Così Conte rispondendo al Senato:
“In merito alla questione posta dall’interrogante, segnalo che le riserve auree sono sempre state iscritte all’Attivo della situazione patrimoniale della Banca d’Italia e che tra le operazioni di sua pertinenza sono sempre rientrate “l’acquisto e vendita di oro o valute auree”.
“Anche dopo il superamento del gold standard, le banche centrali hanno continuato a possedere riserve auree, al fine di rafforzare la fiducia nella stabilità del sistema finanziario e della moneta e di diversificare il valore delle loro attività di riserva per mantenerne equilibrato il valore. Con il Trattato di Maastricht, per volontà degli Stati contraenti, sono state trasferite in maniera esclusiva all’Unione europea le competenze sovrane in materia di politica monetaria. Di conseguenza, la detenzione e la gestione delle riserve valutarie, fra cui quelle auree, rientra ora fra i compiti fondamentali dell’Eurosistema, composto dalla Bce e dalle Banche centrali nazionali degli Stati dell’area dell’euro”.
“Le riserve auree nelle disponibilità delle Banche centrali nazionali possono essere utilizzate, oltre che per interventi sul mercato dei cambi, anche per adempiere agli impegni nei confronti di organismi finanziari internazionali o per espletare il servizio di debito in valuta del Tesoro. Inoltre, non sembra possibile che le riserve auree possano essere rivendicate dai partecipanti al capitale di Banca d’Italia, i cui diritti patrimoniali sono limitati al valore del capitale e agli utili netti annuali”.
“Le Banche centrali nazionali – ha detto ancora Conte – debbono poter esercitare i loro poteri di detenzione e gestione delle riserve in piena indipendenza. Le autorità nazionali, legislative e di governo, sono tenute al rispetto dell’indipendenza della BCE e delle BCN ai sensi dei Trattati europei sottoscritti dagli Stati contraenti. Sotto il profilo dell’indipendenza istituzionale, le BCN non possono essere destinatarie di prescrizioni vincolanti per quanto attiene allo svolgimento dei propri compiti istituzionali nelle materie di competenza dell’Eurosistema, anche con riguardo alle riserve valutarie (art. 130 del Trattato ed art. 7 dello Statuto del SEBC)”.
“Gli Stati – ha continuato al Senato il presidente del Consiglio – devono altresì rispettare l’indipendenza finanziaria delle banche centrali, assicurando che esse abbiano sufficienti risorse finanziarie per svolgere i propri compiti.

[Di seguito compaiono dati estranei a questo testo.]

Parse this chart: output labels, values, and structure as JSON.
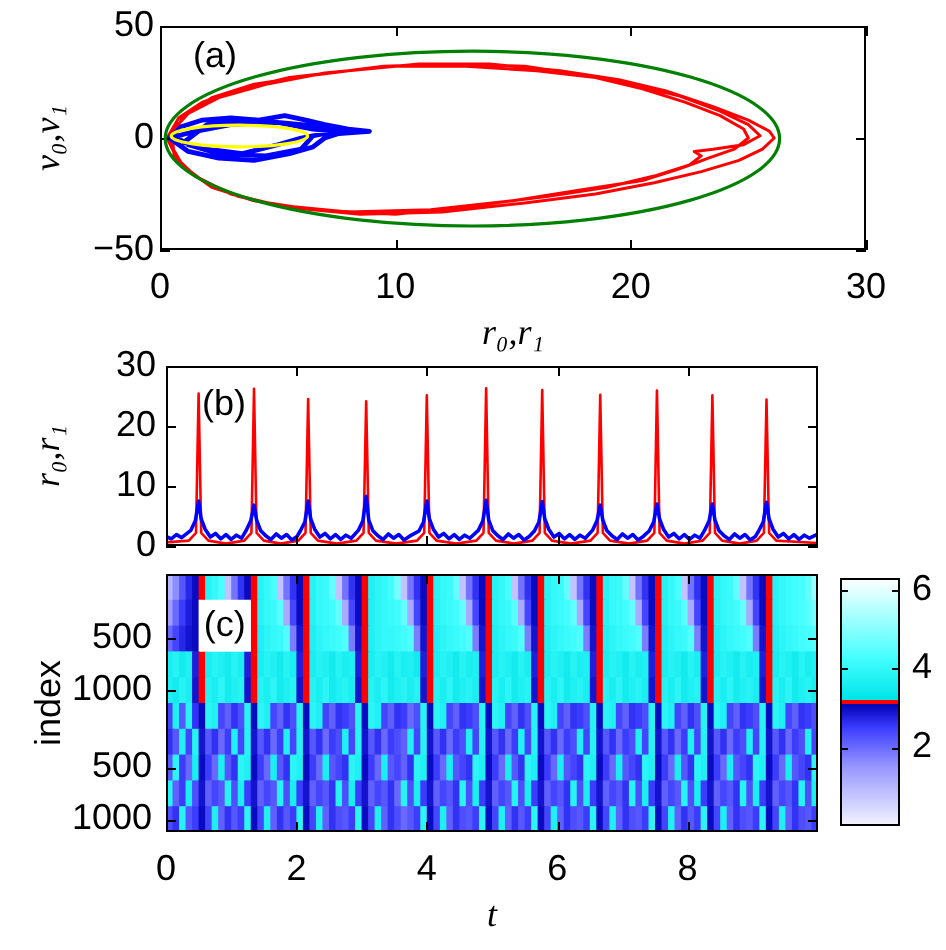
{
  "chart_data": [
    {
      "type": "line",
      "xlabel": "r₀,r₁",
      "ylabel": "v₀,v₁",
      "annotations": [
        "(a)"
      ],
      "xlim": [
        0,
        30
      ],
      "xticks": [
        0,
        10,
        20,
        30
      ],
      "ylim": [
        -50,
        50
      ],
      "yticks": [
        {
          "value": -50,
          "label": "−50"
        },
        0,
        50
      ],
      "series": [
        {
          "color": "#ff0000",
          "x": [
            0.3,
            0.8,
            1.8,
            3.5,
            5.5,
            8,
            11,
            14,
            17,
            19.5,
            21.5,
            23.5,
            25,
            25.9,
            26.1,
            25.6,
            24.6,
            23,
            21,
            18.5,
            15.5,
            12,
            8.5,
            5.5,
            3.3,
            1.8,
            0.8,
            0.3,
            0.5,
            1.2,
            2.5,
            4.5,
            7,
            10,
            13,
            16,
            18.5,
            20.5,
            22.3,
            23.8,
            24.8,
            25,
            24.4,
            23.3,
            22.8,
            22,
            20.5,
            18,
            15,
            11.5,
            8,
            5,
            3,
            1.5,
            0.6,
            0.5,
            0.4,
            1,
            2.2,
            4,
            6.5,
            9.5,
            12.5,
            15.5,
            18,
            20,
            22,
            23.8,
            25,
            25.5,
            24.8,
            23.5,
            22.7,
            23,
            22.5,
            21,
            19,
            16.5,
            13.5,
            10,
            6.5,
            4,
            2.2,
            1,
            0.4
          ],
          "values": [
            0,
            9,
            16,
            22,
            27,
            30,
            33,
            33,
            30,
            26,
            21,
            14,
            8,
            3,
            0,
            -5,
            -10,
            -15,
            -20,
            -25,
            -29,
            -33,
            -34,
            -31,
            -26,
            -19,
            -11,
            0,
            3,
            11,
            18,
            24,
            29,
            32,
            32,
            30,
            27,
            22,
            16,
            10,
            4,
            0,
            -5,
            -9,
            -11,
            -14,
            -19,
            -23,
            -28,
            -32,
            -33,
            -30,
            -25,
            -17,
            -8,
            3,
            -2,
            10,
            18,
            24,
            28,
            32,
            33,
            32,
            28,
            24,
            19,
            12,
            6,
            1,
            -3,
            -5,
            -6,
            -8,
            -12,
            -17,
            -22,
            -26,
            -30,
            -34,
            -32,
            -28,
            -22,
            -13,
            -2
          ]
        },
        {
          "color": "#0000ff",
          "x": [
            0.4,
            0.9,
            1.8,
            3,
            4.2,
            5.3,
            6.2,
            7,
            8,
            8.9,
            7.6,
            7,
            6.5,
            5.5,
            4,
            2.5,
            1.2,
            0.4,
            1.5,
            3,
            5,
            6.5,
            7.5,
            6,
            5,
            3.5,
            2,
            1,
            2,
            4,
            6,
            8,
            6.5,
            6,
            4.5,
            2.5,
            1.2,
            0.6
          ],
          "values": [
            0,
            5,
            8,
            9,
            8,
            10,
            8,
            6,
            4,
            3,
            2,
            0,
            -4,
            -7,
            -10,
            -9,
            -6,
            0,
            3,
            6,
            7,
            4,
            3,
            0,
            -3,
            -7,
            -5,
            -2,
            6,
            8,
            6,
            4,
            1,
            -5,
            -8,
            -7,
            -3,
            1
          ]
        }
      ]
    },
    {
      "type": "line",
      "ylabel": "r₀,r₁",
      "annotations": [
        "(b)"
      ],
      "xlim": [
        0,
        10
      ],
      "xticks": [
        0,
        2,
        4,
        6,
        8
      ],
      "ylim": [
        0,
        30
      ],
      "yticks": [
        0,
        10,
        20,
        30
      ],
      "tick_labels": "y",
      "series": [
        {
          "color": "#ff0000",
          "x": [
            0,
            0.35,
            0.46,
            0.5,
            0.54,
            0.65,
            0.92,
            1.2,
            1.31,
            1.35,
            1.39,
            1.5,
            1.76,
            2.03,
            2.14,
            2.18,
            2.22,
            2.33,
            2.62,
            2.92,
            3.03,
            3.07,
            3.11,
            3.22,
            3.53,
            3.85,
            3.96,
            4,
            4.04,
            4.15,
            4.45,
            4.76,
            4.87,
            4.91,
            4.95,
            5.06,
            5.34,
            5.62,
            5.73,
            5.77,
            5.81,
            5.92,
            6.21,
            6.51,
            6.62,
            6.66,
            6.7,
            6.81,
            7.1,
            7.38,
            7.49,
            7.53,
            7.57,
            7.68,
            7.95,
            8.23,
            8.34,
            8.38,
            8.42,
            8.53,
            8.8,
            9.06,
            9.17,
            9.21,
            9.25,
            9.36,
            9.98
          ],
          "values": [
            0.6,
            0.9,
            2.2,
            25.4,
            2.2,
            0.9,
            0.4,
            0.9,
            2.2,
            26.2,
            2.2,
            0.9,
            0.4,
            0.9,
            2.2,
            24.5,
            2.2,
            0.9,
            0.4,
            0.9,
            2.2,
            24.1,
            2.2,
            0.9,
            0.4,
            0.9,
            2.2,
            25.1,
            2.2,
            0.9,
            0.4,
            0.9,
            2.2,
            26.3,
            2.2,
            0.9,
            0.4,
            0.9,
            2.2,
            26,
            2.2,
            0.9,
            0.4,
            0.9,
            2.2,
            25.2,
            2.2,
            0.9,
            0.4,
            0.9,
            2.2,
            25.9,
            2.2,
            0.9,
            0.4,
            0.9,
            2.2,
            25.1,
            2.2,
            0.9,
            0.4,
            0.9,
            2.2,
            24.4,
            2.2,
            0.9,
            0.5
          ]
        },
        {
          "color": "#0000ff",
          "x": [
            0,
            0.08,
            0.16,
            0.24,
            0.38,
            0.45,
            0.5,
            0.54,
            0.6,
            0.68,
            0.76,
            0.84,
            0.92,
            1,
            1.08,
            1.16,
            1.23,
            1.3,
            1.35,
            1.39,
            1.45,
            1.53,
            1.61,
            1.69,
            1.77,
            1.85,
            1.93,
            2.01,
            2.06,
            2.13,
            2.18,
            2.22,
            2.28,
            2.36,
            2.44,
            2.52,
            2.6,
            2.68,
            2.76,
            2.84,
            2.95,
            3.02,
            3.07,
            3.11,
            3.17,
            3.25,
            3.33,
            3.41,
            3.49,
            3.57,
            3.65,
            3.73,
            3.88,
            3.95,
            4,
            4.04,
            4.1,
            4.18,
            4.26,
            4.34,
            4.42,
            4.5,
            4.58,
            4.66,
            4.79,
            4.86,
            4.91,
            4.95,
            5.01,
            5.09,
            5.17,
            5.25,
            5.33,
            5.41,
            5.49,
            5.57,
            5.65,
            5.72,
            5.77,
            5.81,
            5.87,
            5.95,
            6.03,
            6.11,
            6.19,
            6.27,
            6.35,
            6.43,
            6.54,
            6.61,
            6.66,
            6.7,
            6.76,
            6.84,
            6.92,
            7,
            7.08,
            7.16,
            7.24,
            7.32,
            7.41,
            7.48,
            7.53,
            7.57,
            7.63,
            7.71,
            7.79,
            7.87,
            7.95,
            8.03,
            8.11,
            8.19,
            8.26,
            8.33,
            8.38,
            8.42,
            8.48,
            8.56,
            8.64,
            8.72,
            8.8,
            8.88,
            8.96,
            9.04,
            9.09,
            9.16,
            9.21,
            9.25,
            9.31,
            9.39,
            9.47,
            9.55,
            9.63,
            9.71,
            9.79,
            9.87,
            9.98
          ],
          "values": [
            1.6,
            1.2,
            1.9,
            1.4,
            2.6,
            4.2,
            7.5,
            4.5,
            2.8,
            1.5,
            2.1,
            1.2,
            1.9,
            1.1,
            1.8,
            1.3,
            2.6,
            4.2,
            6.8,
            4.3,
            2.6,
            1.7,
            1.1,
            2,
            1.3,
            1.9,
            1,
            1.6,
            2.5,
            4,
            7.5,
            4.5,
            2.8,
            1.5,
            2.1,
            1.2,
            1.9,
            1.1,
            1.8,
            1.3,
            2.6,
            4.2,
            8.3,
            4.3,
            2.6,
            1.7,
            1.1,
            2,
            1.3,
            1.9,
            1,
            1.6,
            2.5,
            4,
            7.5,
            4.5,
            2.8,
            1.5,
            2.1,
            1.2,
            1.9,
            1.1,
            1.8,
            1.3,
            2.6,
            4.2,
            7.6,
            4.3,
            2.6,
            1.7,
            1.1,
            2,
            1.3,
            1.9,
            1,
            1.6,
            2.5,
            4,
            7.4,
            4.5,
            2.8,
            1.5,
            2.1,
            1.2,
            1.9,
            1.1,
            1.8,
            1.3,
            2.6,
            4.2,
            6.8,
            4.3,
            2.6,
            1.7,
            1.1,
            2,
            1.3,
            1.9,
            1,
            1.6,
            2.5,
            4,
            7,
            4.5,
            2.8,
            1.5,
            2.1,
            1.2,
            1.9,
            1.1,
            1.8,
            1.3,
            2.6,
            4.2,
            7,
            4.3,
            2.6,
            1.7,
            1.1,
            2,
            1.3,
            1.9,
            1,
            1.6,
            2.5,
            4,
            7.3,
            4.5,
            2.8,
            1.5,
            2.1,
            1.2,
            1.9,
            1.1,
            1.8,
            1.3,
            1.9
          ]
        }
      ]
    },
    {
      "type": "heatmap",
      "xlabel": "t",
      "ylabel": "index",
      "annotations": [
        "(c)"
      ],
      "xlim": [
        0,
        10
      ],
      "xticks": [
        0,
        2,
        4,
        6,
        8
      ],
      "y_categories": [
        null,
        null,
        "500",
        null,
        "1000",
        null,
        null,
        "500",
        null,
        "1000"
      ],
      "clim": [
        0,
        6.3
      ],
      "cticks": [
        2,
        4,
        6
      ],
      "x": [
        0.05,
        0.15,
        0.25,
        0.35,
        0.45,
        0.55,
        0.65,
        0.75,
        0.85,
        0.95,
        1.05,
        1.15,
        1.25,
        1.35,
        1.45,
        1.55,
        1.65,
        1.75,
        1.85,
        1.95,
        2.05,
        2.15,
        2.25,
        2.35,
        2.45,
        2.55,
        2.65,
        2.75,
        2.85,
        2.95,
        3.05,
        3.15,
        3.25,
        3.35,
        3.45,
        3.55,
        3.65,
        3.75,
        3.85,
        3.95,
        4.05,
        4.15,
        4.25,
        4.35,
        4.45,
        4.55,
        4.65,
        4.75,
        4.85,
        4.95,
        5.05,
        5.15,
        5.25,
        5.35,
        5.45,
        5.55,
        5.65,
        5.75,
        5.85,
        5.95,
        6.05,
        6.15,
        6.25,
        6.35,
        6.45,
        6.55,
        6.65,
        6.75,
        6.85,
        6.95,
        7.05,
        7.15,
        7.25,
        7.35,
        7.45,
        7.55,
        7.65,
        7.75,
        7.85,
        7.95,
        8.05,
        8.15,
        8.25,
        8.35,
        8.45,
        8.55,
        8.65,
        8.75,
        8.85,
        8.95,
        9.05,
        9.15,
        9.25,
        9.35,
        9.45,
        9.55,
        9.65,
        9.75,
        9.85,
        9.95
      ],
      "cells": [
        [
          1.0,
          1.6,
          2.2,
          2.7,
          3.0,
          3.15,
          3.8,
          4.0,
          4.3,
          0.8,
          1.9,
          2.6,
          3.0,
          3.15,
          3.8,
          4.0,
          4.3,
          0.8,
          1.9,
          2.6,
          3.0,
          3.15,
          3.8,
          4.0,
          4.1,
          4.6,
          0.8,
          1.9,
          2.6,
          3.0,
          3.15,
          3.7,
          3.9,
          4.0,
          4.2,
          4.8,
          0.8,
          1.9,
          2.6,
          3.0,
          3.15,
          3.8,
          4.0,
          4.1,
          4.6,
          0.8,
          1.9,
          2.6,
          3.0,
          3.15,
          3.8,
          4.0,
          4.3,
          0.8,
          1.9,
          2.6,
          3.0,
          3.15,
          3.8,
          4.0,
          4.1,
          4.6,
          0.8,
          1.9,
          2.6,
          3.0,
          3.15,
          3.8,
          4.0,
          4.1,
          4.6,
          0.8,
          1.9,
          2.6,
          3.0,
          3.15,
          3.8,
          4.0,
          4.3,
          0.8,
          1.9,
          2.6,
          3.0,
          3.15,
          3.8,
          4.0,
          4.1,
          4.6,
          0.8,
          1.9,
          2.6,
          3.0,
          3.15,
          3.8,
          4.0,
          4.1,
          4.2,
          4.3,
          4.6,
          5.2
        ],
        [
          1.4,
          2.0,
          2.5,
          2.8,
          3.0,
          null,
          null,
          null,
          null,
          null,
          null,
          null,
          null,
          3.15,
          3.8,
          4.0,
          4.1,
          4.5,
          1.2,
          2.4,
          3.0,
          3.15,
          3.8,
          4.0,
          4.1,
          4.2,
          4.6,
          1.2,
          2.4,
          3.0,
          3.15,
          3.7,
          3.9,
          4.0,
          4.1,
          4.2,
          4.6,
          1.2,
          2.4,
          3.0,
          3.15,
          3.8,
          4.0,
          4.1,
          4.2,
          4.6,
          1.2,
          2.4,
          3.0,
          3.15,
          3.8,
          4.0,
          4.1,
          4.5,
          1.2,
          2.4,
          3.0,
          3.15,
          3.8,
          4.0,
          4.1,
          4.2,
          4.6,
          1.2,
          2.4,
          3.0,
          3.15,
          3.8,
          4.0,
          4.1,
          4.2,
          4.6,
          1.2,
          2.4,
          3.0,
          3.15,
          3.8,
          4.0,
          4.1,
          4.5,
          1.2,
          2.4,
          3.0,
          3.15,
          3.8,
          4.0,
          4.1,
          4.2,
          4.6,
          1.2,
          2.4,
          3.0,
          3.15,
          3.8,
          4.0,
          4.1,
          4.2,
          4.3,
          4.5,
          4.8
        ],
        [
          2.0,
          2.4,
          2.7,
          2.9,
          3.0,
          null,
          null,
          null,
          null,
          null,
          null,
          null,
          null,
          3.15,
          3.7,
          3.9,
          4.0,
          4.1,
          4.4,
          1.8,
          2.9,
          3.15,
          3.7,
          3.9,
          4.0,
          4.1,
          4.2,
          4.4,
          1.8,
          2.9,
          3.15,
          3.7,
          3.9,
          4.0,
          4.0,
          4.1,
          4.2,
          4.4,
          1.8,
          2.9,
          3.15,
          3.7,
          3.9,
          4.0,
          4.1,
          4.2,
          4.4,
          1.8,
          2.9,
          3.15,
          3.7,
          3.9,
          4.0,
          4.1,
          4.4,
          1.8,
          2.9,
          3.15,
          3.7,
          3.9,
          4.0,
          4.1,
          4.2,
          4.4,
          1.8,
          2.9,
          3.15,
          3.7,
          3.9,
          4.0,
          4.1,
          4.2,
          4.4,
          1.8,
          2.9,
          3.15,
          3.7,
          3.9,
          4.0,
          4.1,
          4.4,
          1.8,
          2.9,
          3.15,
          3.7,
          3.9,
          4.0,
          4.1,
          4.2,
          4.4,
          1.8,
          2.9,
          3.15,
          3.7,
          3.9,
          4.0,
          4.1,
          4.2,
          4.3,
          4.4
        ],
        [
          3.6,
          3.8,
          3.5,
          3.7,
          2.8,
          3.15,
          3.6,
          3.8,
          3.7,
          3.5,
          3.8,
          3.6,
          2.8,
          3.15,
          3.6,
          3.8,
          3.7,
          3.5,
          3.8,
          3.6,
          2.8,
          3.15,
          3.6,
          3.8,
          3.7,
          3.5,
          3.8,
          3.6,
          3.7,
          2.8,
          3.15,
          3.6,
          3.8,
          3.7,
          3.5,
          3.8,
          3.6,
          3.7,
          3.5,
          2.8,
          3.15,
          3.6,
          3.8,
          3.7,
          3.5,
          3.8,
          3.6,
          3.7,
          2.8,
          3.15,
          3.6,
          3.8,
          3.7,
          3.5,
          3.8,
          3.6,
          2.8,
          3.15,
          3.6,
          3.8,
          3.7,
          3.5,
          3.8,
          3.6,
          3.7,
          2.8,
          3.15,
          3.6,
          3.8,
          3.7,
          3.5,
          3.8,
          3.6,
          3.7,
          2.8,
          3.15,
          3.6,
          3.8,
          3.7,
          3.5,
          3.8,
          3.6,
          2.8,
          3.15,
          3.6,
          3.8,
          3.7,
          3.5,
          3.8,
          3.6,
          3.7,
          2.8,
          3.15,
          3.6,
          3.8,
          3.7,
          3.5,
          3.8,
          3.6,
          3.7
        ],
        [
          3.7,
          3.5,
          3.8,
          3.6,
          2.9,
          3.15,
          3.8,
          3.6,
          3.9,
          3.5,
          3.7,
          3.8,
          2.9,
          3.15,
          3.8,
          3.6,
          3.9,
          3.5,
          3.7,
          3.8,
          2.9,
          3.15,
          3.8,
          3.6,
          3.9,
          3.5,
          3.7,
          3.8,
          3.6,
          2.9,
          3.15,
          3.8,
          3.6,
          3.9,
          3.5,
          3.7,
          3.8,
          3.6,
          3.8,
          2.9,
          3.15,
          3.8,
          3.6,
          3.9,
          3.5,
          3.7,
          3.8,
          3.6,
          2.9,
          3.15,
          3.8,
          3.6,
          3.9,
          3.5,
          3.7,
          3.8,
          2.9,
          3.15,
          3.8,
          3.6,
          3.9,
          3.5,
          3.7,
          3.8,
          3.6,
          2.9,
          3.15,
          3.8,
          3.6,
          3.9,
          3.5,
          3.7,
          3.8,
          3.6,
          2.9,
          3.15,
          3.8,
          3.6,
          3.9,
          3.5,
          3.7,
          3.8,
          2.9,
          3.15,
          3.8,
          3.6,
          3.9,
          3.5,
          3.7,
          3.8,
          3.6,
          2.9,
          3.15,
          3.8,
          3.6,
          3.9,
          3.5,
          3.7,
          3.8,
          3.6
        ],
        [
          2.4,
          3.7,
          2.2,
          3.8,
          2.6,
          3.0,
          3.9,
          3.7,
          2.4,
          2.1,
          2.6,
          2.3,
          3.8,
          3.0,
          3.9,
          3.7,
          2.4,
          2.1,
          2.6,
          2.3,
          3.8,
          3.0,
          3.9,
          3.7,
          2.4,
          2.1,
          2.6,
          2.5,
          2.3,
          3.8,
          3.0,
          3.9,
          3.7,
          2.4,
          2.1,
          2.6,
          2.5,
          2.0,
          2.3,
          3.8,
          3.0,
          3.9,
          3.7,
          2.4,
          2.1,
          2.6,
          2.5,
          2.3,
          3.8,
          3.0,
          3.9,
          3.7,
          2.4,
          2.1,
          2.6,
          2.3,
          3.8,
          3.0,
          3.9,
          3.7,
          2.4,
          2.1,
          2.6,
          2.5,
          2.3,
          3.8,
          3.0,
          3.9,
          3.7,
          2.4,
          2.1,
          2.6,
          2.5,
          2.3,
          3.8,
          3.0,
          3.9,
          3.7,
          2.4,
          2.1,
          2.6,
          2.3,
          3.8,
          3.0,
          3.9,
          3.7,
          2.4,
          2.1,
          2.6,
          2.5,
          2.3,
          3.8,
          3.0,
          3.9,
          3.7,
          2.4,
          2.1,
          2.6,
          2.5,
          2.3
        ],
        [
          2.6,
          2.2,
          3.7,
          2.4,
          3.8,
          2.9,
          2.2,
          2.6,
          2.0,
          2.5,
          3.7,
          2.4,
          3.8,
          2.9,
          2.2,
          2.6,
          2.0,
          2.5,
          3.7,
          2.4,
          3.8,
          2.9,
          2.2,
          2.6,
          2.0,
          2.5,
          2.3,
          3.7,
          2.4,
          3.8,
          2.9,
          2.2,
          2.6,
          2.0,
          2.5,
          2.3,
          2.1,
          3.7,
          2.4,
          3.8,
          2.9,
          2.2,
          2.6,
          2.0,
          2.5,
          2.3,
          3.7,
          2.4,
          3.8,
          2.9,
          2.2,
          2.6,
          2.0,
          2.5,
          3.7,
          2.4,
          3.8,
          2.9,
          2.2,
          2.6,
          2.0,
          2.5,
          2.3,
          3.7,
          2.4,
          3.8,
          2.9,
          2.2,
          2.6,
          2.0,
          2.5,
          2.3,
          3.7,
          2.4,
          3.8,
          2.9,
          2.2,
          2.6,
          2.0,
          2.5,
          3.7,
          2.4,
          3.8,
          2.9,
          2.2,
          2.6,
          2.0,
          2.5,
          2.3,
          3.7,
          2.4,
          3.8,
          2.9,
          2.2,
          2.6,
          2.0,
          2.5,
          2.3,
          3.7,
          2.4
        ],
        [
          2.2,
          3.9,
          2.5,
          2.0,
          3.6,
          3.0,
          2.5,
          2.0,
          3.6,
          2.2,
          2.6,
          3.9,
          3.7,
          3.0,
          2.5,
          2.0,
          3.6,
          2.2,
          2.6,
          3.9,
          3.7,
          3.0,
          2.5,
          2.0,
          3.6,
          2.2,
          2.4,
          2.6,
          3.9,
          3.7,
          3.0,
          2.5,
          2.0,
          3.6,
          2.2,
          2.4,
          2.1,
          2.6,
          3.9,
          3.7,
          3.0,
          2.5,
          2.0,
          3.6,
          2.2,
          2.4,
          2.6,
          3.9,
          3.7,
          3.0,
          2.5,
          2.0,
          3.6,
          2.2,
          2.6,
          3.9,
          3.7,
          3.0,
          2.5,
          2.0,
          3.6,
          2.2,
          2.4,
          2.6,
          3.9,
          3.7,
          3.0,
          2.5,
          2.0,
          3.6,
          2.2,
          2.4,
          2.6,
          3.9,
          3.7,
          3.0,
          2.5,
          2.0,
          3.6,
          2.2,
          2.6,
          3.9,
          3.7,
          3.0,
          2.5,
          2.0,
          3.6,
          2.2,
          2.4,
          2.6,
          3.9,
          3.7,
          3.0,
          2.5,
          2.0,
          3.6,
          2.2,
          2.4,
          2.6,
          3.9
        ],
        [
          3.8,
          2.1,
          2.5,
          3.6,
          2.3,
          2.9,
          2.1,
          2.4,
          2.2,
          3.8,
          2.3,
          3.6,
          2.5,
          2.9,
          2.1,
          2.4,
          2.2,
          3.8,
          2.3,
          3.6,
          2.5,
          2.9,
          2.1,
          2.4,
          2.2,
          2.6,
          3.8,
          2.3,
          3.6,
          2.5,
          2.9,
          2.1,
          2.4,
          2.2,
          2.6,
          2.0,
          3.8,
          2.3,
          3.6,
          2.5,
          2.9,
          2.1,
          2.4,
          2.2,
          2.6,
          3.8,
          2.3,
          3.6,
          2.5,
          2.9,
          2.1,
          2.4,
          2.2,
          3.8,
          2.3,
          3.6,
          2.5,
          2.9,
          2.1,
          2.4,
          2.2,
          2.6,
          3.8,
          2.3,
          3.6,
          2.5,
          2.9,
          2.1,
          2.4,
          2.2,
          2.6,
          3.8,
          2.3,
          3.6,
          2.5,
          2.9,
          2.1,
          2.4,
          2.2,
          3.8,
          2.3,
          3.6,
          2.5,
          2.9,
          2.1,
          2.4,
          2.2,
          2.6,
          3.8,
          2.3,
          3.6,
          2.5,
          2.9,
          2.1,
          2.4,
          2.2,
          2.6,
          3.8,
          2.3,
          3.6
        ],
        [
          2.3,
          2.6,
          3.8,
          2.2,
          2.5,
          3.0,
          2.4,
          3.7,
          2.1,
          2.6,
          2.2,
          2.5,
          3.9,
          3.0,
          2.4,
          3.7,
          2.1,
          2.6,
          2.2,
          2.5,
          3.9,
          3.0,
          2.4,
          3.7,
          2.1,
          2.6,
          2.3,
          2.2,
          2.5,
          3.9,
          3.0,
          2.4,
          3.7,
          2.1,
          2.6,
          2.3,
          2.0,
          2.2,
          2.5,
          3.9,
          3.0,
          2.4,
          3.7,
          2.1,
          2.6,
          2.3,
          2.2,
          2.5,
          3.9,
          3.0,
          2.4,
          3.7,
          2.1,
          2.6,
          2.2,
          2.5,
          3.9,
          3.0,
          2.4,
          3.7,
          2.1,
          2.6,
          2.3,
          2.2,
          2.5,
          3.9,
          3.0,
          2.4,
          3.7,
          2.1,
          2.6,
          2.3,
          2.2,
          2.5,
          3.9,
          3.0,
          2.4,
          3.7,
          2.1,
          2.6,
          2.2,
          2.5,
          3.9,
          3.0,
          2.4,
          3.7,
          2.1,
          2.6,
          2.3,
          2.2,
          2.5,
          3.9,
          3.0,
          2.4,
          3.7,
          2.1,
          2.6,
          2.3,
          2.2,
          2.5
        ]
      ]
    }
  ]
}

Gli Stati membri hanno deciso infine di vincolarsi al rispetto del divieto di finanziamento monetario (art. 123 del Trattato). Esso impedisce alle Banche centrali nazionali, a tutela del perseguimento dell’obiettivo di stabilità dei prezzi e del mantenimento della disciplina fiscale, di erogare credito allo Stato e agli altri enti pubblici, incluso il finanziamento degli obblighi del settore pubblico nei confronti dei terzi”.
“La BCE ha precisato che il divieto comprende qualsiasi erogazione finanziaria, anche in assenza di un obbligo di restituzione, al fine di tenere conto della finalità ultima della norma. Il trasferimento non oneroso – o comunque effettuato a prezzi inferiori a quelli di mercato – di attività finanziarie dal bilancio della Banca d’Italia a quello dello Stato rientrerebbe pertanto in tale divieto. Risulta quindi dall’assetto normativo descritto che la proprietà delle riserve auree nazionali è della Banca d’Italia, ente pubblico che svolge le funzioni di banca centrale della Repubblica Italiana. L’utilizzo della riserva aurea rientra tra le finalità istituzionali della Banca, a tutela del valore della moneta”.
“Un intervento normativo volto a modificare gli assetti della proprietà aurea della Banca d’Italia, ancorché nell’ambito della discrezionalità politica del legislatore nazionale, andrebbe valutato, sul piano della compatibilità, con i principi basilari che regolano l’ordinamento del Sistema Europeo delle Banche Centrali”, ha concluso il premier. Ma le sue dichiarazioni hanno, per l’appunto, scatenato l’ira della leader di FdI.